The City currently operates on-site solar photovoltaic systems at Beatley Central Library and Witter Field. At Beatley Central Library, a 42 kW solar photovoltaic system generates approximately 3% of electricity used by the facility.[2] At Witter Field, a 10 kW solar photovoltaic system generates approximately 6% of electricity used by the field’s operations.
The offset of approximately 19% of annual electricity use with green power supports the vision and guiding principles of the City’s Eco-City Charter; and supports the actions and meeting targets outlined by the City’s Environmental Action Plan 2030 and Energy and Climate Change Action Plan. Moreover, City facilities offsetting electricity use with green energy to attain green building certification accomplish the City’s Green Building Policy requirements.
All else equal, we estimate the total cost to offset the equivalent of 100% of the greenhouse gas (GHG) emission associated with the City’s own electricity consumption in FY2019 to be about $97,000. Future year costs to accomplish the same outcome may vary from this amount as electricity use is highly dependent on year-over-year weather conditions; impacts from changes in operations and capital improvement projects affecting the City’s portfolio of facilities, parks, and operations; and changes in the City’s use of electronic devices and other electricity-using systems.

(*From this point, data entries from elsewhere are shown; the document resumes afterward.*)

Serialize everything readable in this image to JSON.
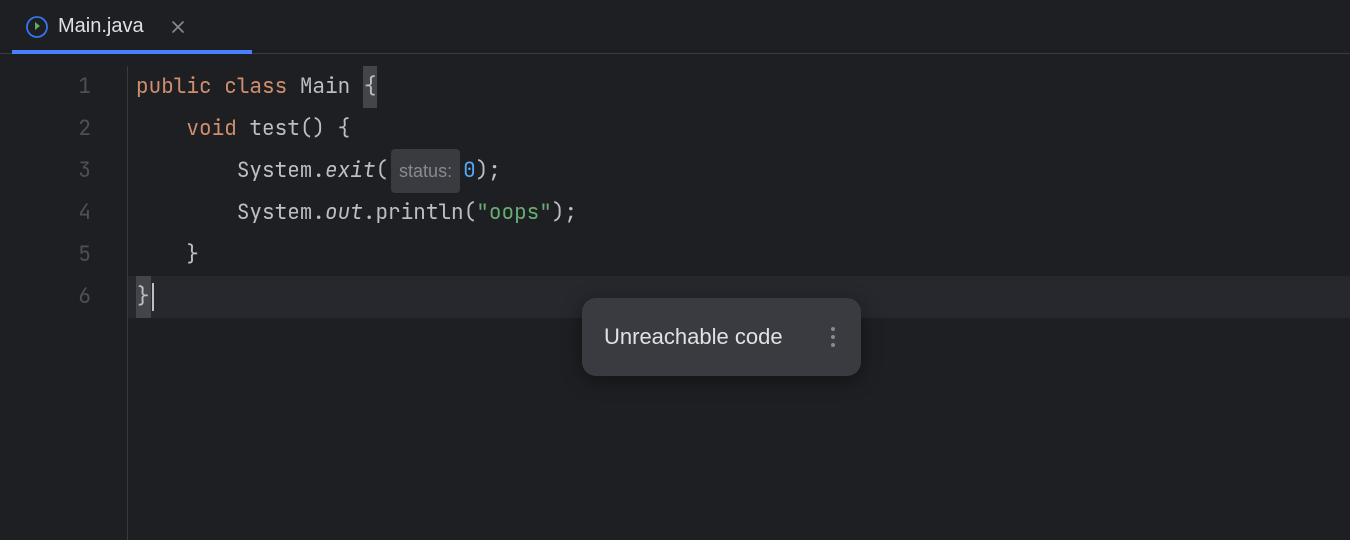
{
  "tab": {
    "filename": "Main.java"
  },
  "gutter": {
    "lines": [
      "1",
      "2",
      "3",
      "4",
      "5",
      "6"
    ]
  },
  "code": {
    "line1": {
      "public": "public",
      "class": "class",
      "name": "Main",
      "brace": "{"
    },
    "line2": {
      "indent": "    ",
      "void": "void",
      "method": "test",
      "parens_brace": "() {"
    },
    "line3": {
      "indent": "        ",
      "system": "System",
      "dot1": ".",
      "exit": "exit",
      "open": "(",
      "hint": "status:",
      "zero": "0",
      "close": ");"
    },
    "line4": {
      "indent": "        ",
      "system": "System",
      "dot1": ".",
      "out": "out",
      "dot2": ".",
      "println": "println",
      "open": "(",
      "str": "\"oops\"",
      "close": ");"
    },
    "line5": {
      "indent": "    ",
      "brace": "}"
    },
    "line6": {
      "brace": "}"
    }
  },
  "tooltip": {
    "message": "Unreachable code"
  }
}
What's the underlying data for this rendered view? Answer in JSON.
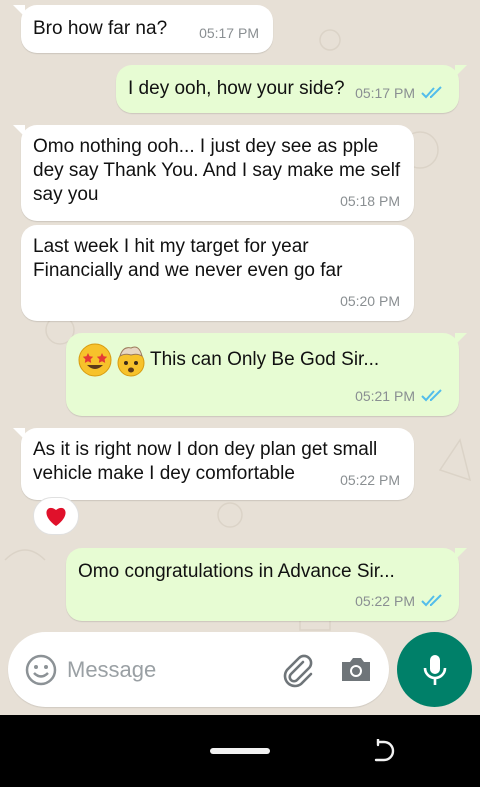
{
  "messages": [
    {
      "direction": "in",
      "text": "Bro how far na?",
      "time": "05:17 PM"
    },
    {
      "direction": "out",
      "text": "I dey ooh, how your side?",
      "time": "05:17 PM",
      "status": "read"
    },
    {
      "direction": "in",
      "text": "Omo nothing ooh... I just dey see as pple dey say Thank You. And I say make me self say you",
      "time": "05:18 PM"
    },
    {
      "direction": "in",
      "text": "Last week I hit my target for year Financially and we never even go far",
      "time": "05:20 PM"
    },
    {
      "direction": "out",
      "text": "This can Only Be God Sir...",
      "emojis": [
        "star-struck-emoji",
        "exploding-head-emoji"
      ],
      "time": "05:21 PM",
      "status": "read"
    },
    {
      "direction": "in",
      "text": "As it is right now I don dey plan get small vehicle make I dey comfortable",
      "time": "05:22 PM",
      "reaction": "heart-emoji"
    },
    {
      "direction": "out",
      "text": "Omo congratulations in Advance Sir...",
      "time": "05:22 PM",
      "status": "read"
    }
  ],
  "composer": {
    "placeholder": "Message",
    "icons": [
      "emoji-icon",
      "attach-icon",
      "camera-icon"
    ],
    "send_icon": "mic-icon"
  },
  "colors": {
    "incoming_bubble": "#ffffff",
    "outgoing_bubble": "#e7fcd3",
    "read_ticks": "#53bdeb",
    "accent": "#008069"
  }
}
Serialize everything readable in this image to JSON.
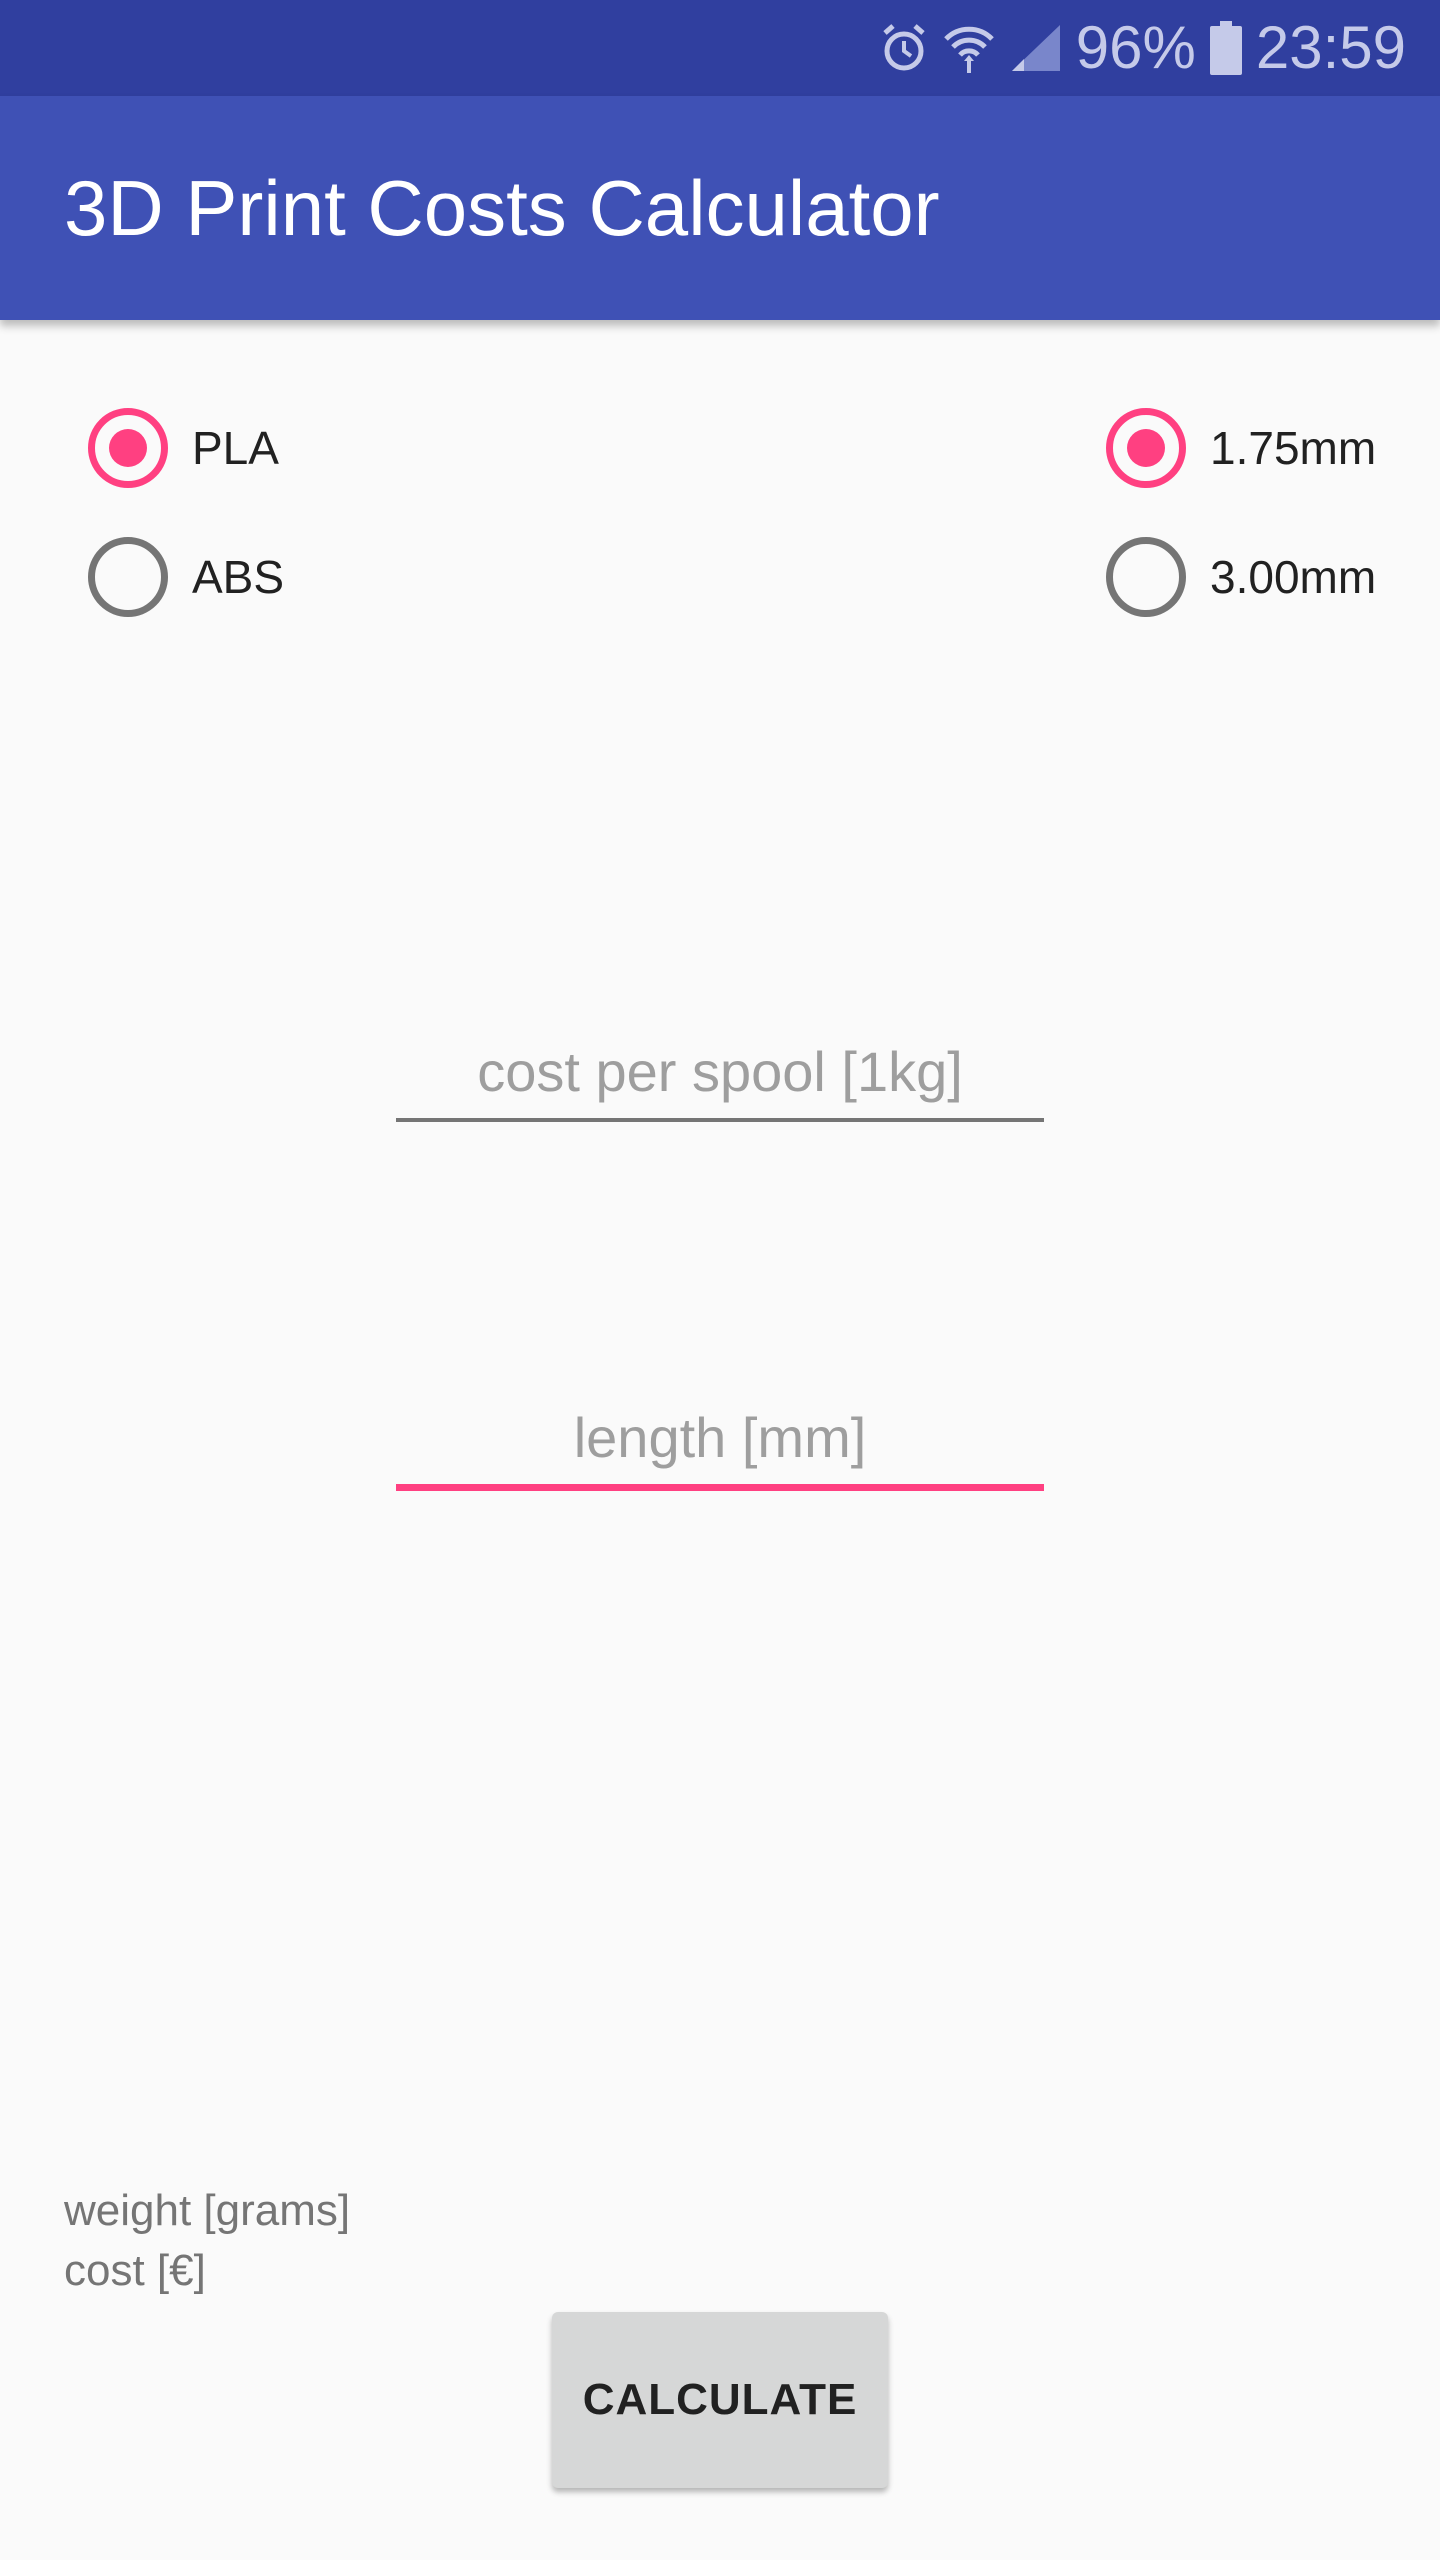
{
  "status_bar": {
    "icons": [
      "alarm-icon",
      "wifi-icon",
      "cell-signal-icon",
      "battery-icon"
    ],
    "battery_percent": "96%",
    "time": "23:59",
    "background": "#303f9f"
  },
  "app_bar": {
    "title": "3D Print Costs Calculator",
    "background": "#3f51b5"
  },
  "material_group": {
    "options": [
      {
        "label": "PLA",
        "checked": true
      },
      {
        "label": "ABS",
        "checked": false
      }
    ]
  },
  "diameter_group": {
    "options": [
      {
        "label": "1.75mm",
        "checked": true
      },
      {
        "label": "3.00mm",
        "checked": false
      }
    ]
  },
  "inputs": {
    "spool_cost": {
      "value": "",
      "placeholder": "cost per spool [1kg]"
    },
    "length": {
      "value": "",
      "placeholder": "length [mm]",
      "focused": true
    }
  },
  "results": {
    "weight_label": "weight [grams]",
    "cost_label": "cost [€]"
  },
  "calculate_button": {
    "label": "CALCULATE"
  },
  "colors": {
    "accent": "#ff4081",
    "primary": "#3f51b5",
    "primary_dark": "#303f9f"
  }
}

Have staff completed energy efficiency projects in FY18 that will generate energy savings in FY19 that will offset part or all of this cost?
Staff implement energy efficiency solutions as part of many Capital Improvement Program projects as well as completing energy efficiency projects as part of the Energy Management CIP. Those Energy Management CIP energy efficiency projects completed in FY2018 are expected to deliver approximately $81,500 in operating budget cost savings, which effectively persist over the course of the project’s lifespan. Many of these projects reflect investments in high-efficiency lighting emitting diode (LED) lighting systems in City facilities, including recreation center gymnasiums, 2900 Business Center Drive, and the Animal Shelter. Similar Energy Management CIP energy efficiency projects completed in FY2017 also contribute operating budget cost savings, including implementation of LED lighting at City parking garages and other facilities which total approximately $45,000 per year.
Does staff have projects planned for implementation in FY19 that will offset part or all of this cost?
Staff
are conducting planning, design and engineering for several energy efficiency
projects for implementation in FY2019, including retrofit of LED lighting
systems at the DASH Administrative facility, the City Courthouse, Fleet
Services facility, and exterior lighting at the Public Safety Center. Current
estimates for these projects anticipate avoiding approximately $70,000-$80,000
in operating budget costs. These savings will accrue in part in FY2019, and will
be fully realized in future fiscal years. Cost savings estimates were factored
into utility estimates for the FY2019 Proposed Budget.